When I was 5 or 6, I used to believe that if I pooed too hard that my guts would fall out, because I thought my butt connected directly to the inside of the body. I was scared of pooing for a long time until I learned about the digestive system.
I used to believe that I could only poo at night! Maybe it was because both poo and night were "dark".
When I was in school, a girl named Jennifer told me that everybody poops except girls named Jennifer. Later I met somebody named Amy in a discussion group I was in. One day she told the group that her parents almost named her Jennifer before deciding on Amy. I said, "Oh my gosh, Amy must get constipated just thinking about that!". Everyone in the group either gave me the strangest look or said "Whaaaat???" as if I'd said something that made no sense at all. I'm still wondering if Jennifer lied to me.

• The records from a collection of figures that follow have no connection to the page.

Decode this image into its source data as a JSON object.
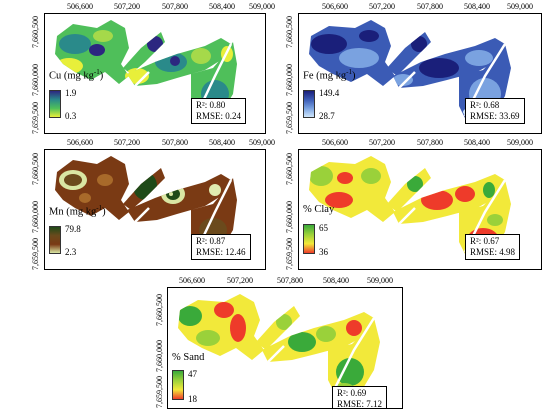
{
  "x_ticks": [
    "506,600",
    "507,200",
    "507,800",
    "508,400",
    "509,000"
  ],
  "y_ticks": [
    "7,660,500",
    "7,660,000",
    "7,659,500"
  ],
  "panels": [
    {
      "id": "cu",
      "legend_title": "Cu (mg kg",
      "legend_unit_sup": "-1",
      "legend_title_close": ")",
      "legend_max": "1.9",
      "legend_min": "0.3",
      "colors": [
        "#2c2780",
        "#2a8a8a",
        "#4fbf5a",
        "#e8ef3a"
      ],
      "r2": "R²: 0.80",
      "rmse": "RMSE: 0.24"
    },
    {
      "id": "fe",
      "legend_title": "Fe (mg kg",
      "legend_unit_sup": "-1",
      "legend_title_close": ")",
      "legend_max": "149.4",
      "legend_min": "28.7",
      "colors": [
        "#1a1f7a",
        "#3b5bb5",
        "#7aa2e0",
        "#cfe6fb"
      ],
      "r2": "R²: 0.68",
      "rmse": "RMSE: 33.69"
    },
    {
      "id": "mn",
      "legend_title": "Mn (mg kg",
      "legend_unit_sup": "-1",
      "legend_title_close": ")",
      "legend_max": "79.8",
      "legend_min": "2.3",
      "colors": [
        "#1f4a18",
        "#6b4a1c",
        "#7a3a14",
        "#d9e6a3"
      ],
      "r2": "R²: 0.87",
      "rmse": "RMSE: 12.46"
    },
    {
      "id": "clay",
      "legend_title": "% Clay",
      "legend_unit_sup": "",
      "legend_title_close": "",
      "legend_max": "65",
      "legend_min": "36",
      "colors": [
        "#3aaa3a",
        "#9ad13a",
        "#f2e93a",
        "#ee3b2a"
      ],
      "r2": "R²: 0.67",
      "rmse": "RMSE: 4.98"
    },
    {
      "id": "sand",
      "legend_title": "% Sand",
      "legend_unit_sup": "",
      "legend_title_close": "",
      "legend_max": "47",
      "legend_min": "18",
      "colors": [
        "#3aaa3a",
        "#9ad13a",
        "#f2e93a",
        "#ee3b2a"
      ],
      "r2": "R²: 0.69",
      "rmse": "RMSE: 7.12"
    }
  ]
}
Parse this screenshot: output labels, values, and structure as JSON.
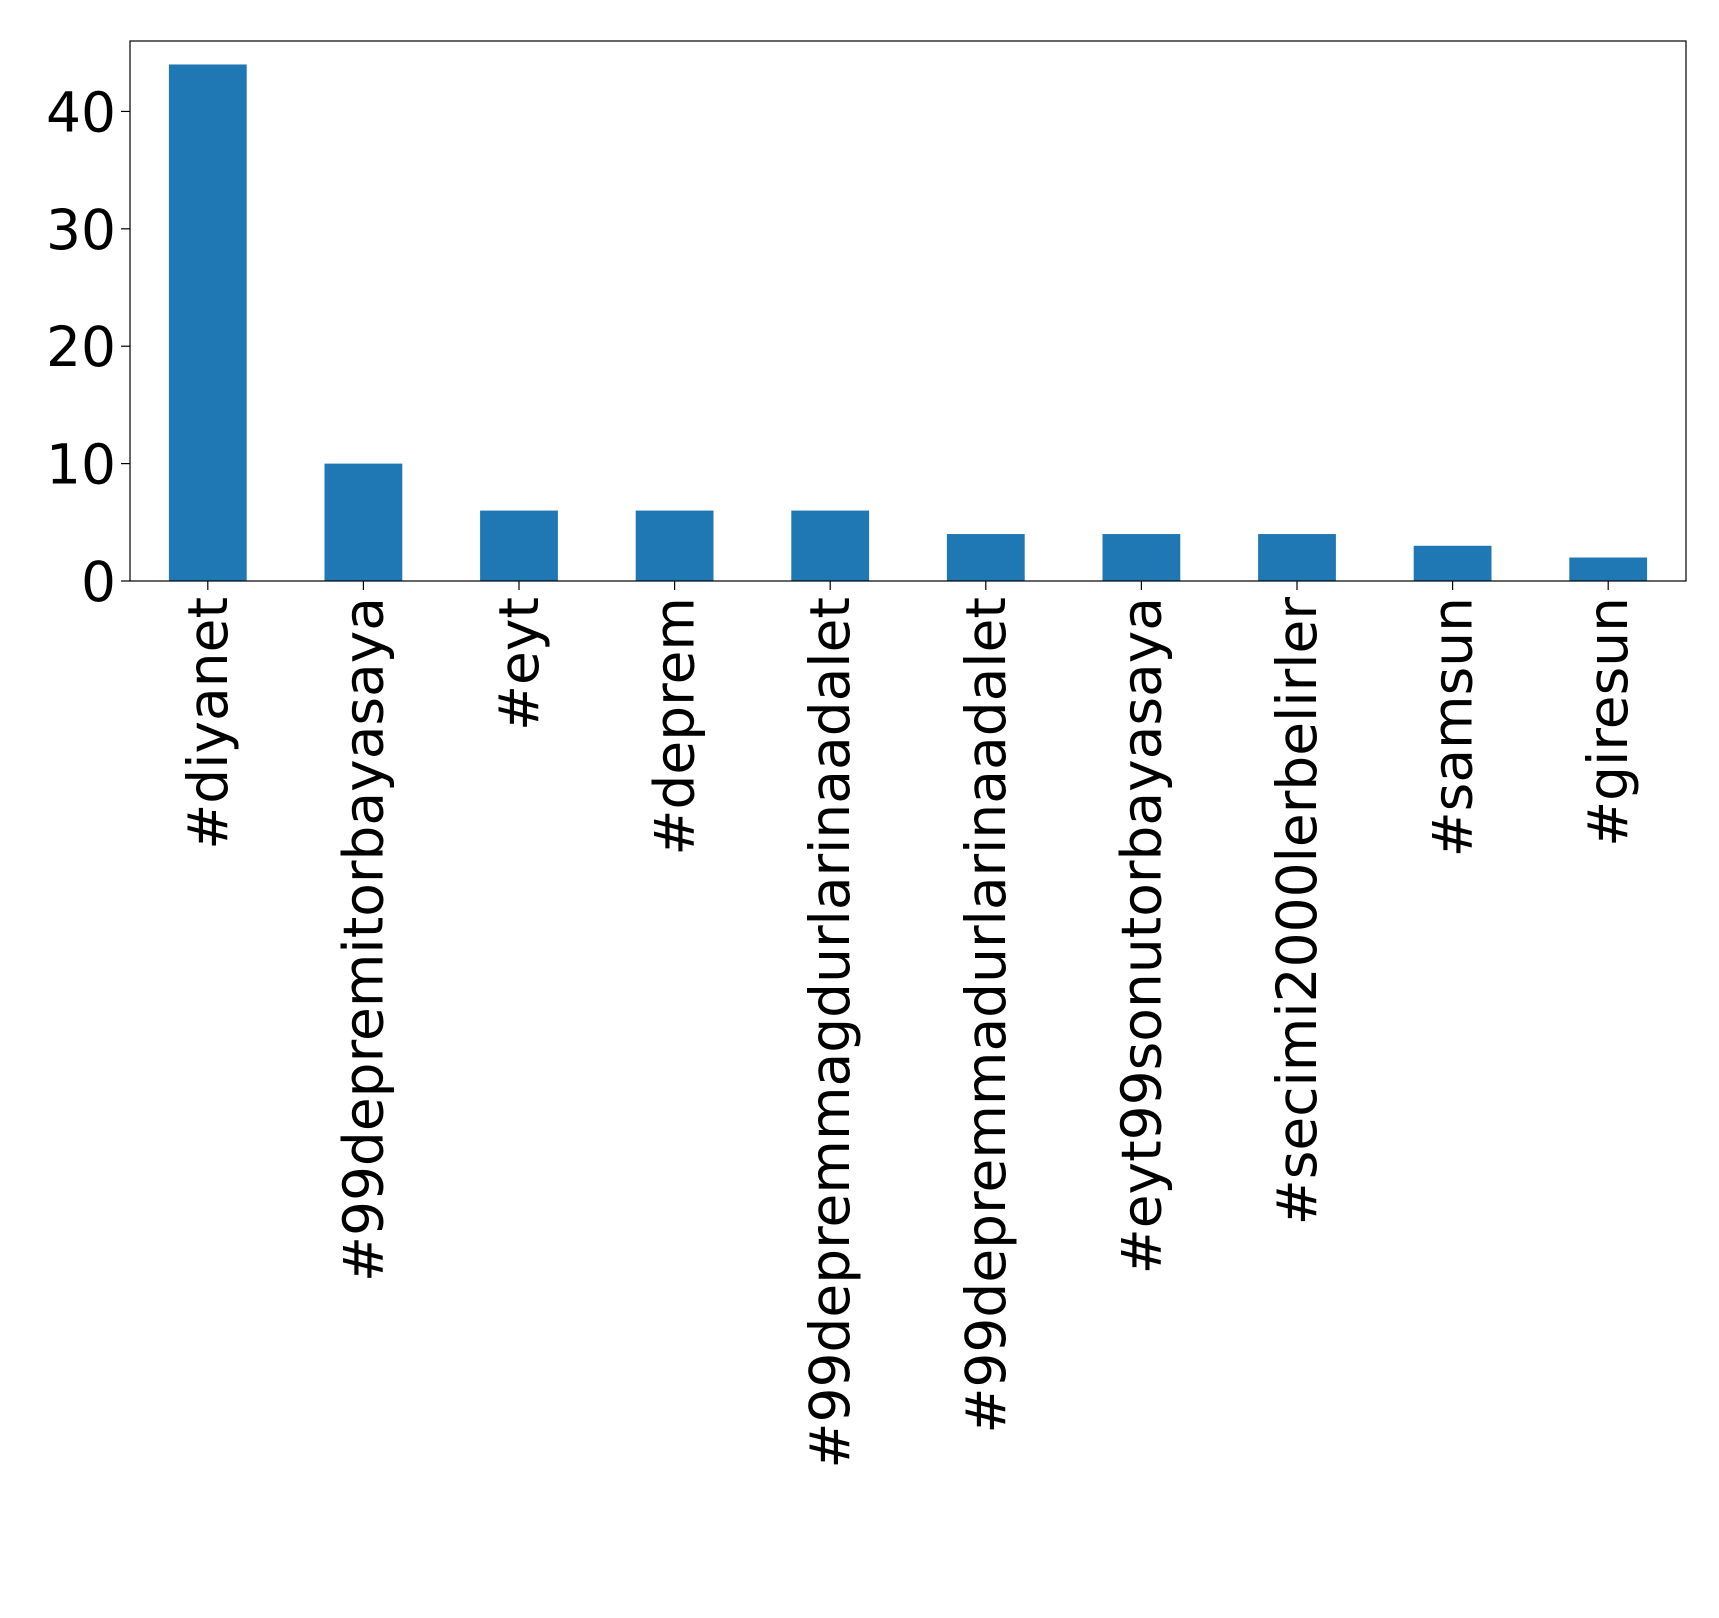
{
  "chart_data": {
    "type": "bar",
    "title": "",
    "xlabel": "",
    "ylabel": "",
    "categories": [
      "#diyanet",
      "#99depremitorbayasaya",
      "#eyt",
      "#deprem",
      "#99depremmagdurlarinaadalet",
      "#99depremmadurlarinaadalet",
      "#eyt99sonutorbayasaya",
      "#secimi2000lerbelirler",
      "#samsun",
      "#giresun"
    ],
    "values": [
      44,
      10,
      6,
      6,
      6,
      4,
      4,
      4,
      3,
      2
    ],
    "ylim": [
      0,
      46
    ],
    "yticks": [
      0,
      10,
      20,
      30,
      40
    ],
    "bar_color": "#1f77b4",
    "grid": false,
    "legend": "none"
  }
}
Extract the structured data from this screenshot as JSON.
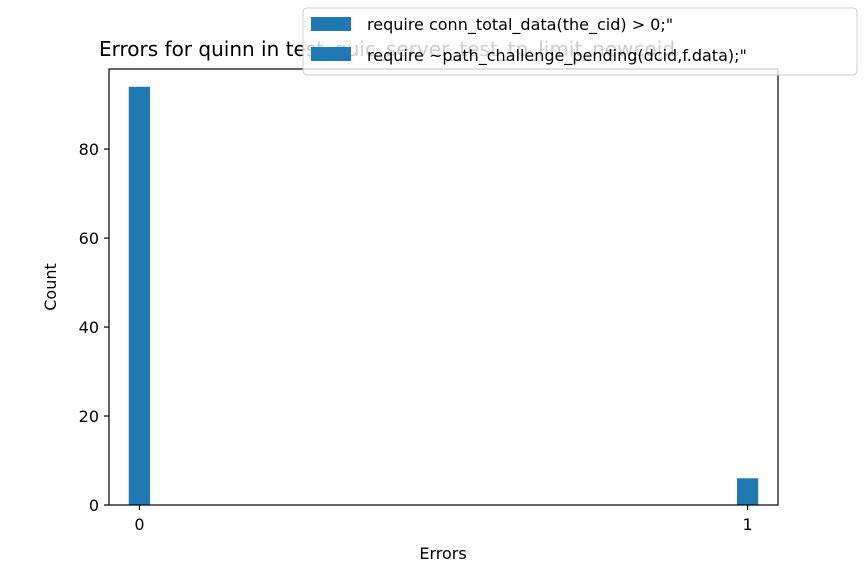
{
  "chart_data": {
    "type": "bar",
    "title": "Errors for quinn in test_quic_server_test_tp_limit_newcoid",
    "xlabel": "Errors",
    "ylabel": "Count",
    "xlim": [
      -0.05,
      1.05
    ],
    "ylim": [
      0,
      98
    ],
    "x_ticks": [
      0,
      1
    ],
    "x_tick_labels": [
      "0",
      "1"
    ],
    "y_ticks": [
      0,
      20,
      40,
      60,
      80
    ],
    "y_tick_labels": [
      "0",
      "20",
      "40",
      "60",
      "80"
    ],
    "grid": false,
    "legend_placement": "top-right",
    "bar_width": 0.035,
    "series": [
      {
        "name": "require conn_total_data(the_cid) > 0;\"",
        "color": "#1f77b4",
        "x": [
          0,
          1
        ],
        "values": [
          94,
          6
        ]
      },
      {
        "name": "require ~path_challenge_pending(dcid,f.data);\"",
        "color": "#1f77b4",
        "x": [
          0,
          1
        ],
        "values": [
          0,
          0
        ]
      }
    ]
  }
}
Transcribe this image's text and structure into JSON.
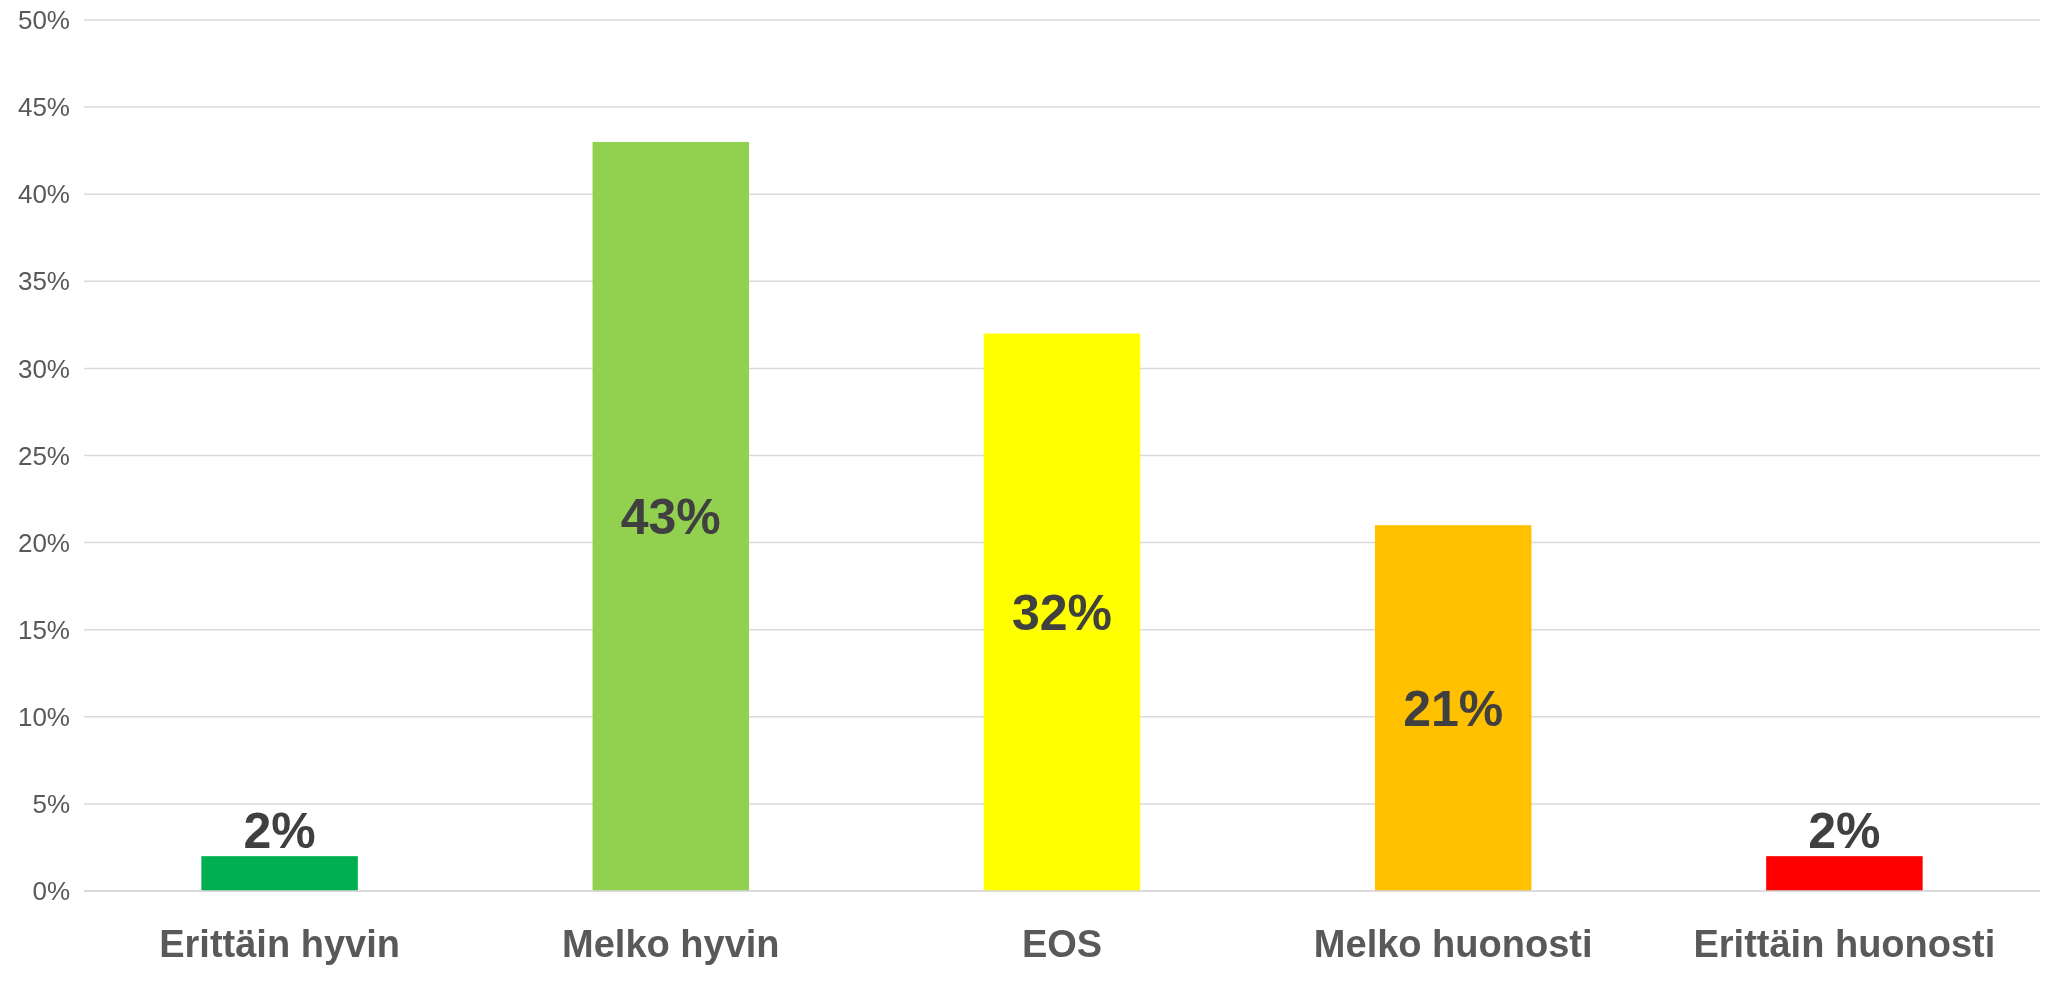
{
  "chart_data": {
    "type": "bar",
    "categories": [
      "Erittäin hyvin",
      "Melko hyvin",
      "EOS",
      "Melko huonosti",
      "Erittäin huonosti"
    ],
    "values": [
      2,
      43,
      32,
      21,
      2
    ],
    "colors": [
      "#00b050",
      "#92d050",
      "#ffff00",
      "#ffc000",
      "#ff0000"
    ],
    "value_labels": [
      "2%",
      "43%",
      "32%",
      "21%",
      "2%"
    ],
    "ylim": [
      0,
      50
    ],
    "yticks": [
      {
        "value": 0,
        "label": "0%"
      },
      {
        "value": 5,
        "label": "5%"
      },
      {
        "value": 10,
        "label": "10%"
      },
      {
        "value": 15,
        "label": "15%"
      },
      {
        "value": 20,
        "label": "20%"
      },
      {
        "value": 25,
        "label": "25%"
      },
      {
        "value": 30,
        "label": "30%"
      },
      {
        "value": 35,
        "label": "35%"
      },
      {
        "value": 40,
        "label": "40%"
      },
      {
        "value": 45,
        "label": "45%"
      },
      {
        "value": 50,
        "label": "50%"
      }
    ],
    "grid": "y"
  }
}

when i was a kid, my grandma convinced me that she never needed to fart or take a crap, and that she peed very rarely, only once or twice a year. both me and my brother believed she must have been chubby due to all that crap she never took.
I used to think that women became pregnant through contact with pee. I was afraid my friend would pee in the pool and the women swimming there would become pregnant.
Until I was a teenager, I believed the To Let signs on buildings and homes were signs for Toilets with the i missing. I couldn't understand when I was bursting for a pee, my mum wouldnt take me into one of them!
I believed that when I went #2 in the toilet a giant spider would come up from the hole in the bottom and bite my bum. Needless to say, I wasn't potty trained until I was 4.